Manchester City a accepté de prêter Omar Marmoush à Tottenham pour la saison, avec une obligation d'acheter l'attaquant pour un montant initial de 50 M£, et a conclu un accord pour vendre Nico González à Newcastle pour 52 M£. Parce que rien ne crie « stabilité financière » comme de se débarrasser de son effectif comme lors d'une vente de liquidation.

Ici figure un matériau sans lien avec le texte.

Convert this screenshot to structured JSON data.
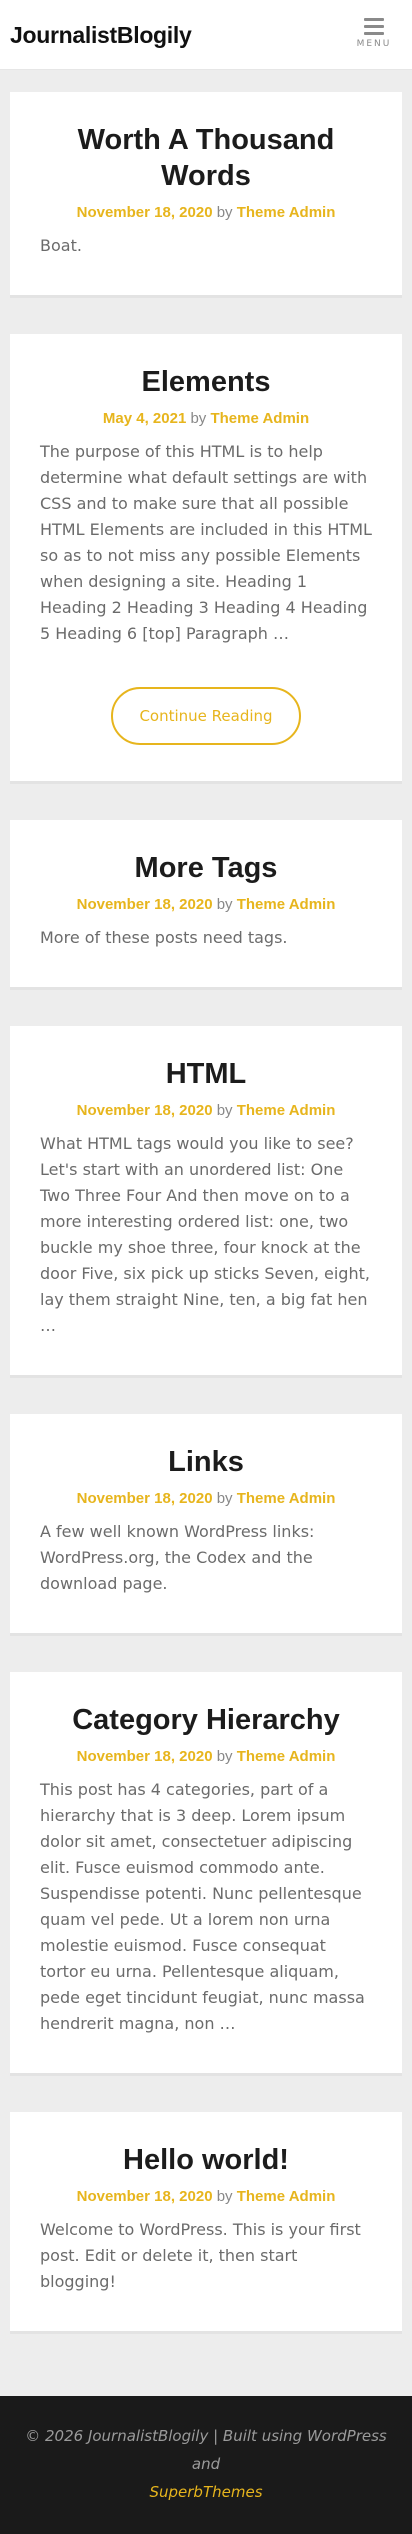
{
  "header": {
    "site_title": "JournalistBlogily",
    "menu_label": "MENU"
  },
  "posts": [
    {
      "title": "Worth A Thousand Words",
      "date": "November 18, 2020",
      "by": "by",
      "author": "Theme Admin",
      "excerpt": "Boat."
    },
    {
      "title": "Elements",
      "date": "May 4, 2021",
      "by": "by",
      "author": "Theme Admin",
      "excerpt": "The purpose of this HTML is to help determine what default settings are with CSS and to make sure that all possible HTML Elements are included in this HTML so as to not miss any possible Elements when designing a site. Heading 1 Heading 2 Heading 3 Heading 4 Heading 5 Heading 6 [top] Paragraph …",
      "button": "Continue Reading"
    },
    {
      "title": "More Tags",
      "date": "November 18, 2020",
      "by": "by",
      "author": "Theme Admin",
      "excerpt": "More of these posts need tags."
    },
    {
      "title": "HTML",
      "date": "November 18, 2020",
      "by": "by",
      "author": "Theme Admin",
      "excerpt": "What HTML tags would you like to see? Let's start with an unordered list: One Two Three Four And then move on to a more interesting ordered list: one, two buckle my shoe three, four knock at the door Five, six pick up sticks Seven, eight, lay them straight Nine, ten, a big fat hen …"
    },
    {
      "title": "Links",
      "date": "November 18, 2020",
      "by": "by",
      "author": "Theme Admin",
      "excerpt": "A few well known WordPress links: WordPress.org, the Codex and the download page."
    },
    {
      "title": "Category Hierarchy",
      "date": "November 18, 2020",
      "by": "by",
      "author": "Theme Admin",
      "excerpt": "This post has 4 categories, part of a hierarchy that is 3 deep. Lorem ipsum dolor sit amet, consectetuer adipiscing elit. Fusce euismod commodo ante. Suspendisse potenti. Nunc pellentesque quam vel pede. Ut a lorem non urna molestie euismod. Fusce consequat tortor eu urna. Pellentesque aliquam, pede eget tincidunt feugiat, nunc massa hendrerit magna, non …"
    },
    {
      "title": "Hello world!",
      "date": "November 18, 2020",
      "by": "by",
      "author": "Theme Admin",
      "excerpt": "Welcome to WordPress. This is your first post. Edit or delete it, then start blogging!"
    }
  ],
  "footer": {
    "copyright": "© 2026 JournalistBlogily | Built using WordPress and",
    "link": "SuperbThemes"
  },
  "colors": {
    "accent": "#e7b51d",
    "background": "#ededed",
    "footer_bg": "#1a1a1a"
  }
}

Marmoush doit passer une visite médicale à Spurs, qui ont accepté de payer jusqu'à 10 M£ en bonus, dont la moitié garantie. L'été prochain, le joueur de 27 ans signera un contrat de quatre ans avec une option d'une année supplémentaire. City ne doit pas verser de pourcentage sur une revente à l'Eintracht Francfort, auprès de qui ils ont acheté l'Égyptien en janvier 2025. Donc Francfort ne reçoit rien, Spurs obtient un joueur, et City fait comme si tout cela faisait partie du plan.

Marmoush suit Sávio en quittant City pour Spurs, qui ont acheté l'ailier brésilien dans le cadre d'un accord de 75 M£ plus 10 M£ mardi. Parce que pourquoi acheter un joueur quand on peut en acheter deux et appeler cela une stratégie ?

González est sur le point de devenir le quatrième milieu central de premier plan à quitter City cet été, après Rodri, Bernardo Silva et Tijjani Reijnders. City n'a signé que Elliott Anderson, pour 116 M£ en provenance de Nottingham Forest, bien qu'ils aient conclu un accord de 100 M€ (85,7 M£) pour Ayyoub Bouaddi de Lille, un autre milieu, et un montant de 34 M£ pour Allan Elias de Palmeiras, qui remplace Sávio en tant qu'ailier. Donc ils vendent des milieux et achètent des milieux, ce qui revient un peu à réarranger les chaises longues sur le Titanic, mais avec plus de zéros.

City devrait concrétiser son intérêt pour Enzo Fernández de Chelsea en faisant une offre. Le club de l'ouest de Londres valorise le milieu à 120 M£. Parce que pourquoi pas ? À ce rythme, ils vont signer des joueurs avec de l'argent de Monopoly.